A Drake International survey of almost 600 employers found that the redundancy and unfair dismissal provisions in the Bill are causing the greatest concern, with 37 per cent of employers potentially speeding up retrenchments and a further 25 per cent expecting to employ fewer staff as a result.
“Many employers are preparing to cut back on recruitment, and even bring forward retrenchments, due to their concerns about new obligations and costs resulting from the legislation” said David Edwards, strategic manager of Drake International.
Only 4 per cent of employers had implemented changes to their employment policies in preparation for the Bill, while over 64 per cent admitted to knowing nothing or only a little about how the new obligations in the bill would impact them.
“A comprehensive education program is urgently needed by both the government and private sector advisers otherwise, come July, many employers will not be complying with the new IR legislation,” Edwards said.
Small businesses with less than 15 employees are even more concerned about the Bill, and 41 per cent say they will employ fewer staff.
“Small employers want to avoid new red tape associated with employment, and therefore there is a risk that they will employ less,” said Edwards.
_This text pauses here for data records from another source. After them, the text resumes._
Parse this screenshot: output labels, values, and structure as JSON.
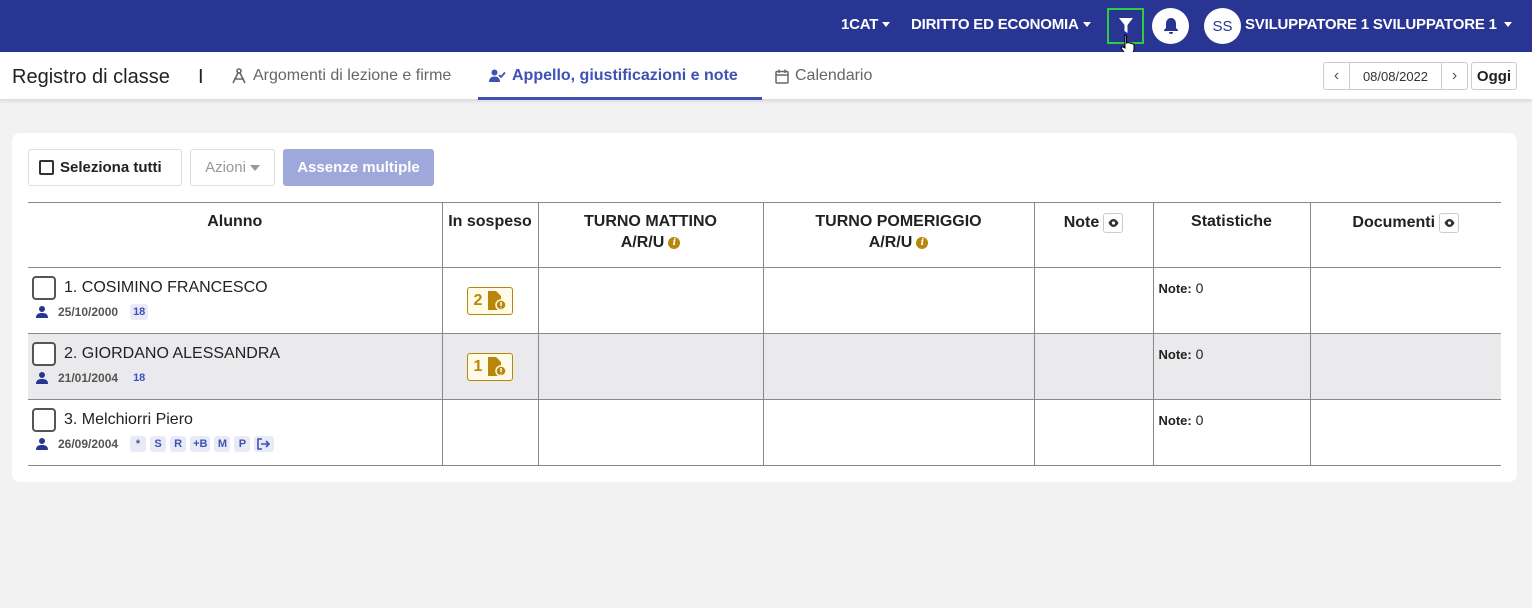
{
  "topbar": {
    "class_label": "1CAT",
    "subject_label": "DIRITTO ED ECONOMIA",
    "avatar_initials": "SS",
    "user_name": "SVILUPPATORE 1 SVILUPPATORE 1",
    "filter_icon": "filter-icon",
    "bell_icon": "bell-icon"
  },
  "subbar": {
    "page_title": "Registro di classe",
    "separator": "I",
    "tabs": [
      {
        "label": "Argomenti di lezione e firme",
        "icon": "compass-icon"
      },
      {
        "label": "Appello, giustificazioni e note",
        "icon": "user-check-icon",
        "active": true
      },
      {
        "label": "Calendario",
        "icon": "calendar-icon"
      }
    ],
    "date": "08/08/2022",
    "today_label": "Oggi"
  },
  "toolbar": {
    "select_all_label": "Seleziona tutti",
    "actions_label": "Azioni",
    "multiple_absences_label": "Assenze multiple"
  },
  "table": {
    "headers": {
      "alunno": "Alunno",
      "sospeso": "In sospeso",
      "mattino": "TURNO MATTINO",
      "mattino_sub": "A/R/U",
      "pomeriggio": "TURNO POMERIGGIO",
      "pomeriggio_sub": "A/R/U",
      "note": "Note",
      "statistiche": "Statistiche",
      "documenti": "Documenti"
    },
    "rows": [
      {
        "name": "1. COSIMINO FRANCESCO",
        "dob": "25/10/2000",
        "badges": [
          "18"
        ],
        "pending": "2",
        "stat_label": "Note:",
        "stat_value": "0"
      },
      {
        "name": "2. GIORDANO ALESSANDRA",
        "dob": "21/01/2004",
        "badges": [
          "18"
        ],
        "pending": "1",
        "stat_label": "Note:",
        "stat_value": "0"
      },
      {
        "name": "3. Melchiorri Piero",
        "dob": "26/09/2004",
        "badges": [
          "*",
          "S",
          "R",
          "+B",
          "M",
          "P"
        ],
        "pending": "",
        "stat_label": "Note:",
        "stat_value": "0"
      }
    ]
  },
  "colors": {
    "topbar_bg": "#283593",
    "accent": "#3f51b5",
    "pending": "#b8860b",
    "highlight": "#2ecc40"
  }
}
“We expect to see a further swing away from using permanent staff and an increase in temporary staff.”
Almost half of the employers in the survey had already decided to increase their use of temporary staff or consider the option.
The survey also found there was strong concern about the flexible hours provisions for parents, with almost 50 per cent of the employers saying they would be less likely to employ staff who have young families.